In jüngster Zeit entdeckte die IG Metall Arbeitszeitverkürzung wieder, nicht nur um Entlassungen zu vermeiden angesichts des sich abzeichnenden Personalabbaus durch die Umstellung auf Elektroautos. Sondern auch zur Entlastung der Belegschaften. 2018 setzte sie durch, dass Beschäftigte maximal zwei Jahre nur 28 Stunden pro Woche arbeiten können, wenn sie wollen. Das Gehalt wird entsprechend gekürzt. Außerdem können Schichtarbeitende, Eltern und Pflegende ein sogenanntes zusätzliches Tarifentgelt umwandeln in acht freie Tage. Hunderttausende Menschen haben das Angebot in Anspruch genommen, insbesondere Schichtarbeiter.

Nun, mitten in der Corona-Pandemie und einer erneut massiven Absatzkrise in der Branche, geht der IG-Metall-Vorsitzende Jörg Hofmann einen Schritt weiter. In einem Interview mit der »Süddeutschen Zeitung« schlug er eine Vier-Tage-Woche vor: Dies »wäre die Antwort auf den Strukturwandel in Branchen wie der Autoindustrie. Damit lassen sich Industriejobs halten, statt sie abzuschreiben«, sagte Hofmann. Details nannte er nicht, er sprach lediglich von »einem gewissen Lohnausgleich, damit es sich die Mitarbeiter leisten können«. Er sei zuversichtlich, »dass wir auch diesmal eine Lösung in der Kombination von Zeit und Geld finden«.
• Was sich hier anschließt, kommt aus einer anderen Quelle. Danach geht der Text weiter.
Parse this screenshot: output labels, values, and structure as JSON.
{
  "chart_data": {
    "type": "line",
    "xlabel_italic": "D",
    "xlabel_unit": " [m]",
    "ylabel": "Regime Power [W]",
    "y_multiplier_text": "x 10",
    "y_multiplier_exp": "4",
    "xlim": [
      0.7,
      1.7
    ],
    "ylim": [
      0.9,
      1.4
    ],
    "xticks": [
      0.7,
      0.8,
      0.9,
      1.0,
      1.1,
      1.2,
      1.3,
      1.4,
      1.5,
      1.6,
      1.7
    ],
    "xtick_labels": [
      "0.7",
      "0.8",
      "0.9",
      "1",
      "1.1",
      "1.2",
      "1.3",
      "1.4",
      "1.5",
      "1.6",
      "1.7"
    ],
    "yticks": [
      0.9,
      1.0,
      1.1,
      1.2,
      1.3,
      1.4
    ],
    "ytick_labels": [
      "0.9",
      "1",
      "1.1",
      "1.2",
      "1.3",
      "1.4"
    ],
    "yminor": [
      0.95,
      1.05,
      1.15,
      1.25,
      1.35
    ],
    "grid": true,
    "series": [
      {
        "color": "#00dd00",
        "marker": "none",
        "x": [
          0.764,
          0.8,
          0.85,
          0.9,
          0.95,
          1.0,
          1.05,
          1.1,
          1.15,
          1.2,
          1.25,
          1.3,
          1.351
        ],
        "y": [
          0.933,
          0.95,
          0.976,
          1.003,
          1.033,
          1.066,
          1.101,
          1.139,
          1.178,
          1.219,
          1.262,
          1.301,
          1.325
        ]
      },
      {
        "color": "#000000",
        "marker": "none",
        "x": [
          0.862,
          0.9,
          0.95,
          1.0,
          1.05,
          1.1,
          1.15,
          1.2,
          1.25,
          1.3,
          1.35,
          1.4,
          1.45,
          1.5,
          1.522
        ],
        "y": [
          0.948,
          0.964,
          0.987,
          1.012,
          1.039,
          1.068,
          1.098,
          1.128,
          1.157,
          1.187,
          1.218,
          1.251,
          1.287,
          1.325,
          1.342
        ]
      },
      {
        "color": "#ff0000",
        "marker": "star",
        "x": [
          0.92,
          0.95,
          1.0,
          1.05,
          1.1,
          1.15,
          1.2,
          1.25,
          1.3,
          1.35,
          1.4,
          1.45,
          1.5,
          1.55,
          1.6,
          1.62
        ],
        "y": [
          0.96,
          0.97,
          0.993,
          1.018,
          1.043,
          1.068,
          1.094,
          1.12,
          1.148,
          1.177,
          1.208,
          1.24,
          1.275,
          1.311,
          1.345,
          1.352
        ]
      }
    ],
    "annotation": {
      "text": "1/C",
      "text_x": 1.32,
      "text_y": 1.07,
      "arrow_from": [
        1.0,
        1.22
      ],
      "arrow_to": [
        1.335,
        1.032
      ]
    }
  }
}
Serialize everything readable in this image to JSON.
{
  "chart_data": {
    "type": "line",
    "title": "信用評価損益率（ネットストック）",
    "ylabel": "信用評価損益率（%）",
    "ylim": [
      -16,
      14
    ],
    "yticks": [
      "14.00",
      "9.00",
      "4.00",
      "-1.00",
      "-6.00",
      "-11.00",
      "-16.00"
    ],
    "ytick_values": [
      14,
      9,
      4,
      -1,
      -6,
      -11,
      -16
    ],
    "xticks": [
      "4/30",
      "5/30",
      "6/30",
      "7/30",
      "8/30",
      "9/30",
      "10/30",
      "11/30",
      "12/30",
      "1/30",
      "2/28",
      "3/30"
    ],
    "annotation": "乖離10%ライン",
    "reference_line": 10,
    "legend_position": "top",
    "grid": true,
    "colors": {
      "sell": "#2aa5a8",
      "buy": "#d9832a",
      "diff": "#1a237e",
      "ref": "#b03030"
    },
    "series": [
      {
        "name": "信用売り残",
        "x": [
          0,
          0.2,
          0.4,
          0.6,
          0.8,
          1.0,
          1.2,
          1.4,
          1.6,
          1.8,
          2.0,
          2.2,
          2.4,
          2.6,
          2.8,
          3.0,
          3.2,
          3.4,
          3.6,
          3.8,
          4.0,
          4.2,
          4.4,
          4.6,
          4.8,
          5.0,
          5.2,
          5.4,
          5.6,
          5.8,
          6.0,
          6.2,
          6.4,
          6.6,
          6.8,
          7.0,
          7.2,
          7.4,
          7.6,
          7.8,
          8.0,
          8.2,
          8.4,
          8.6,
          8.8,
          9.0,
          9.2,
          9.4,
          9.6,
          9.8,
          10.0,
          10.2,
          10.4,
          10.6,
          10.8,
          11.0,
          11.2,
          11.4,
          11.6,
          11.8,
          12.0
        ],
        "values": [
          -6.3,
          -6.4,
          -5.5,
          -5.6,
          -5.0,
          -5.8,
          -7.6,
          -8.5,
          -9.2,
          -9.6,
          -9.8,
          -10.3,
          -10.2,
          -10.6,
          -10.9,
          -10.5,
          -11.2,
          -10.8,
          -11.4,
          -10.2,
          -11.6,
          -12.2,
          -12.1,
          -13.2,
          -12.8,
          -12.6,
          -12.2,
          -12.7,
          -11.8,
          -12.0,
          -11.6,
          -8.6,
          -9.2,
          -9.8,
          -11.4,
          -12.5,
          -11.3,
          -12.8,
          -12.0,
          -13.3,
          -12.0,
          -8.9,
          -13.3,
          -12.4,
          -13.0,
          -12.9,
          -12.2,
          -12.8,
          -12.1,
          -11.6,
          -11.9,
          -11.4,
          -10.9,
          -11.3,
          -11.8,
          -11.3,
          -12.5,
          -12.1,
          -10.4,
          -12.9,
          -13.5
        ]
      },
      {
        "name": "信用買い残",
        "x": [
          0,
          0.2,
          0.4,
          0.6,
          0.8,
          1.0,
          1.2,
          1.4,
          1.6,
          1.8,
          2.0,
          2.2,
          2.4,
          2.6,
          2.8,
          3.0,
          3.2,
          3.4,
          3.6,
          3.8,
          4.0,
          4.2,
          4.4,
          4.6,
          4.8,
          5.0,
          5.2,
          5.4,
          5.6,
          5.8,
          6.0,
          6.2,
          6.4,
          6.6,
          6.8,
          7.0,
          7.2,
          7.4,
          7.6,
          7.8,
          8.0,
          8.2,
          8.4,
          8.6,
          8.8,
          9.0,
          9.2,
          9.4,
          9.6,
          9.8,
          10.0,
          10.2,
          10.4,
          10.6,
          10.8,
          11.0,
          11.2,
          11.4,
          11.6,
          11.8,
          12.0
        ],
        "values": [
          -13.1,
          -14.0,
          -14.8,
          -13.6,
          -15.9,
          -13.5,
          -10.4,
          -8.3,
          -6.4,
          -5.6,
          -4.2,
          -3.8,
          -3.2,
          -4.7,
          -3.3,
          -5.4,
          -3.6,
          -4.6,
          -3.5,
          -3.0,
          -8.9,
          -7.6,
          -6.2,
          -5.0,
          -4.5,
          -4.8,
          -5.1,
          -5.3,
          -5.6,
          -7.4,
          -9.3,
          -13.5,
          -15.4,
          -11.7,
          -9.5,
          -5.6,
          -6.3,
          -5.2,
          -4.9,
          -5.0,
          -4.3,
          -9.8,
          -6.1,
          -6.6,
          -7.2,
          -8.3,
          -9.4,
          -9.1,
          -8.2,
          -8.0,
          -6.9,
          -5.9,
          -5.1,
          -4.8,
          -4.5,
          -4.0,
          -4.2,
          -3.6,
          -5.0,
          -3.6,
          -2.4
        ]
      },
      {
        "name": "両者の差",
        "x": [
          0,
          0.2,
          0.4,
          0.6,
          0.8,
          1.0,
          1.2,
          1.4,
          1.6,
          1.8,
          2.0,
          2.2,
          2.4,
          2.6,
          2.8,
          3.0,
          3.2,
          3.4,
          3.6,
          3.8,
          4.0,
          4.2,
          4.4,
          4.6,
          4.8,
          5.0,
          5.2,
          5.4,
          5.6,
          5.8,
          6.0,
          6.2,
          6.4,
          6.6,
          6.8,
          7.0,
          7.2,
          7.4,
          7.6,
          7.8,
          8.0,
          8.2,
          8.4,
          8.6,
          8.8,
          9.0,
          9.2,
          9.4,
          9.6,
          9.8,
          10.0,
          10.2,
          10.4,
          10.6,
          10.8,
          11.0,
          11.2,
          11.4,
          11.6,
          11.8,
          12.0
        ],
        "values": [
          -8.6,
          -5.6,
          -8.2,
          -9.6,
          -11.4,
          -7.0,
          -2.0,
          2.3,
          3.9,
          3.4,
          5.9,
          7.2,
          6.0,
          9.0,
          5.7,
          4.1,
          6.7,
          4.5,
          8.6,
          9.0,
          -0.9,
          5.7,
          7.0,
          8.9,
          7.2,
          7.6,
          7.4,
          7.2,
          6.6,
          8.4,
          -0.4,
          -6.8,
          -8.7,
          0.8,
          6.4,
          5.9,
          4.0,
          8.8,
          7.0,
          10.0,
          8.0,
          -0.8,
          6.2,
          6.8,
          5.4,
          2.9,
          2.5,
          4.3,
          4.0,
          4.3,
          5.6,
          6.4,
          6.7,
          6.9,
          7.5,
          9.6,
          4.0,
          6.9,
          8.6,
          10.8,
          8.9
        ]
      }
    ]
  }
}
Nach den Worten des bayerischen IG-Metall-Chefs Johann Horn soll in der nächsten Tarifrunde über die Vier-Tage-Woche als Optionsmodell verhandelt werden. Es geht demnach nicht um eine branchenweite Arbeitszeitverkürzung, vielmehr soll sie in einzelnen Unternehmen vereinbart werden können. Ihre konkrete Tarifforderung beschließt die IG Metall Ende des Jahres.

Der Arbeitgeberverband Gesamtmetall äußerte sich zunächst gar nicht zu dem Vorschlag. Der Bayerische Landesverband der Arbeitgeber zeigte sich im »Handelsblatt« zwar offen für eine Arbeitszeitverkürzung in der jetzigen Krise, allerdings ohne Lohnausgleich. Eine generelle Vier-Tage-Woche lehnt der Landesverband ab.

Aus der Politik kamen positive Reaktionen von SPD, Grünen und Linkspartei. Deren Chefin Katja Kipping hatte sich bereits zuvor für eine flächendeckende Einführung einer Vier-Tage-Arbeitswoche ausgesprochen. Michael Theurer von der FDP-Bundestagsfraktion nannte kürzere Arbeitszeiten mit Lohnausgleich »Gift für viele Unternehmen«.

Derzeit gilt in der Metall- und Elektroindustrie eine tarifliche Regelarbeitszeit von 35 Stunden pro Woche. Die tatsächliche Arbeitszeit war in den vergangenen Jahren oft höher, wegen Überstunden und tariflich vereinbarter Mehrarbeit. Bereits seit 1994 können Betriebe die Arbeitszeit verkürzen, um Entlassungen zu verhindern. Allerdings sinkt dann das Gehalt der Beschäftigten entsprechend. Nun will die IG Metall einen »gewissen Lohnausgleich« durchsetzen.